Collaboration and research areas
The Department of Anesthesiology has an association or partnership with many departments, divisions and institutions that are involved in biomedical research. This research spans across several areas of interest.
Brain Activation Caused by Pain
The nervous system is also an area of investigation. One study involves brain activation caused by pain and the signal attenuation over time within activated areas of the brain. The amount and duration of pain signal attenuation over time was examined. We found significant differences between pain and tingling in the ipsilateral cerebellum, contralateral thalamus, secondary somatosensory cortex, primary somatosensory cortex and anterior cingulate cortex. Highly significant signal decay was found to exist across each single pain task, but the signal was found to be restored after a four-minute rest period. This work shows that serial pain tasks can be used for functional magnetic resonance imaging studies using electrical nerve stimulation as a stimulus, as long as sufficient time is allowed between the two tasks.

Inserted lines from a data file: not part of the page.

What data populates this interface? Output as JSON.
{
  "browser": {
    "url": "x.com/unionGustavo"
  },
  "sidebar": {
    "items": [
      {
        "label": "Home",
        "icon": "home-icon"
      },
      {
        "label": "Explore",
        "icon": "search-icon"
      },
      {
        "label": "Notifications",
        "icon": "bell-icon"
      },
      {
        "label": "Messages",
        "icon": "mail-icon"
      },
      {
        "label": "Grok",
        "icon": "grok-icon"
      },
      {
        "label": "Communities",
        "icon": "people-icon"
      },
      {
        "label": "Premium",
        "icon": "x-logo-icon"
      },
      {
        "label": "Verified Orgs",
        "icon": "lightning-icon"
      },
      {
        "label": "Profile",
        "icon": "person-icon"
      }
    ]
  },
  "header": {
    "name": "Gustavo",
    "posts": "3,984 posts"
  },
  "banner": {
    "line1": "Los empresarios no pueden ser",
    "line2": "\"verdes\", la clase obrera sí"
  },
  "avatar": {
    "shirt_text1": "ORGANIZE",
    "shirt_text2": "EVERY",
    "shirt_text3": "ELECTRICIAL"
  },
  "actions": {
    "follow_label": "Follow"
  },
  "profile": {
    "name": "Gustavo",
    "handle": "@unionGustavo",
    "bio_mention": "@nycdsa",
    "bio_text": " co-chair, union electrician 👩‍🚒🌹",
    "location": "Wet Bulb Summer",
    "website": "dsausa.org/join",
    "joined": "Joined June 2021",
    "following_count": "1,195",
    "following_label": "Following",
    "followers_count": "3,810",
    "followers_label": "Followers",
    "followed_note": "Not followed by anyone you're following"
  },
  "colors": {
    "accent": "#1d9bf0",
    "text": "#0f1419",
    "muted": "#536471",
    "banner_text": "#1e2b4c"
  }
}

Gastrointestinal Nervous System
Another line of investigation involves the gastrointestinal nervous system (the human enteric nervous system). In this research, we are determining the effects of histamine on gastric mobility and complications in bowel disease by establishing the mechanisms by which histamine alters nerve function. We are establishing the localization of specific histaminergic receptor subtypes to functionally identified neurons in the human enteric nervous system.
Ischemic Spinal Cord Injury Studies
The department is also conducting ischemic spinal cord injury studies in thoracic aortic aneurysm patients and animal models. The department's completion of a wireless telemetry informatics suite (operating room model) enables the system to be used at Ohio State's Richard M. Ross Heart Hospital. This telemetry informatics suite includes high-security military grade encryption and the implementation of Microsoft's new web services. The success of the project is such that Microsoft has decided to showcase this work at The Ohio State University Wexner Medical Center on an international level.
Myocardial Impedance Device
The myocardial impedance device, invented by our department, allows real-time assessment of myocardial ischemia and graft viability. This simple, minimally invasive device is capable of determining changes in ischemia in a single minute and has already been used to test graft viability prior to the end of surgery, avoiding serious cardiovascular complications and improving patient safety and recovery while reducing the incidence of repeat surgeries due to ineffective grafts. We are also pursuing this technology for very rapid detection of acute rejection of the transplanted heart.